The discovery of Apertotemporalis in the Bahariya Formation indicates that bothremydids could inhabit marine-littoral environments, such as brackish lagoons and freshwater streams. Bothremydids' adaptations to saltwater environments like these facilitated their spread, with members of the family known from nearly every continent by the climax of the Cretaceous. Bothremydid diets are very diverse, with taxa being omnivorous, piscivorous, or carnivorous, aiding them in achieving their wide distribution. In a 2022 book, Egyptian researcher Jamale Ijouiher stated that Apertotemporalis was a generalist omnivore. However, bothremydids never developed the paddle limbs found in oceanic turtles like chelonioideans, restricting them from traveling across deep open oceans. North Africa, during the Cenomanian stage of the Late Cretaceous, bordered the Tethys Sea, and was a mangrove-dominated coastal environment filled with vast tidal flats and waterways. Fossils of terrestrial and freshwater animals, including those of Apertotemporalis, were largely found in a lower layer of the Bahariya Formation whereas those of marine animals like plesiosaurs are more common in upper layers of the formation, indicating a change in the environment to a marine depositional one. Apertotemporalis was the first turtle described and the only one named from the Bahariya Formation, however indeterminate taxa from the families Araripemydidae, Chelonioidea, Trionychia, Chelyidae, Pelomedusidae, and Bothremydidae have been described.

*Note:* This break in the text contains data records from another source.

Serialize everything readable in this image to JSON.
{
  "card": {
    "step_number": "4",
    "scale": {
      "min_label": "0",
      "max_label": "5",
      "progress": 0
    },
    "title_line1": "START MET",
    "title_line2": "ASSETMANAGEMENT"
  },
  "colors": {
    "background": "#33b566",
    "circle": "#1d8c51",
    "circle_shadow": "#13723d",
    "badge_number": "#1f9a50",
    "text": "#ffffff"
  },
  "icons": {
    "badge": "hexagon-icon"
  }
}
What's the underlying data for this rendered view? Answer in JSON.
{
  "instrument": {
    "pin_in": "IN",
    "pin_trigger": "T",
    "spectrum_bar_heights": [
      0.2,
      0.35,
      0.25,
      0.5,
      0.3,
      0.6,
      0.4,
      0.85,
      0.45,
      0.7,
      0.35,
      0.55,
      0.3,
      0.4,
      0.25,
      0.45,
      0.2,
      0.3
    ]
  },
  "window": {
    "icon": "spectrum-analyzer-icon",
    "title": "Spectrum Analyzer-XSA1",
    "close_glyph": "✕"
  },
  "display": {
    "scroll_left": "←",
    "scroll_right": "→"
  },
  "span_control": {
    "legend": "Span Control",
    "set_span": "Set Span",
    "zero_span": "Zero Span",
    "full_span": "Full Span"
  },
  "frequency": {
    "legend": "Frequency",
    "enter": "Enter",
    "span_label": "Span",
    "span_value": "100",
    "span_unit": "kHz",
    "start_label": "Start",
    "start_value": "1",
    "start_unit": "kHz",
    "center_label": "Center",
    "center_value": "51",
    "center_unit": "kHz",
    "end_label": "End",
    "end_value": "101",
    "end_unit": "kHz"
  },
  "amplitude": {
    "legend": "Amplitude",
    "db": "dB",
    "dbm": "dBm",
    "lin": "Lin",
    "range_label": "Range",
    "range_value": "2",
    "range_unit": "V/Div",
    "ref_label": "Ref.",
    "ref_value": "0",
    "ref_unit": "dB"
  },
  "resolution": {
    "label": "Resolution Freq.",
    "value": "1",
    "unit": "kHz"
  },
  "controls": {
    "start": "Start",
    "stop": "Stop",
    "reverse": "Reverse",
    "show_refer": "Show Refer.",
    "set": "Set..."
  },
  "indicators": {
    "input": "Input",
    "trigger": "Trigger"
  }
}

A diverse fauna of other animals is known from the Bahariya Formation. Underwater life diversity exploded during this period in the mangroves of North Africa, represented by genera like the bony fish Mawsonia and Paranogmius, sawskates Onchopristis and Schizorhiza, sharks like Squalicorax and Cretolamna, and a variety of invertebrates. Non-dinosaurian reptiles such as the early sea snake Simoliophis, several indeterminate plesiosaurs, crocodylomorphs like the stomatosuchid Stomatosuchus and the eunotosuchian Libycosuchus,' and an indeterminate pterosaur are also known from the formation. Dinosaurs are represented by the sauropods Aegyptosaurus, Paralititan, and an indeterminate titanosaur, the theropods Spinosaurus, Tameryraptor, Bahariasaurus, an indeterminate abelisaurid, and possibly Sigilmassasaurus and Deltadromeus.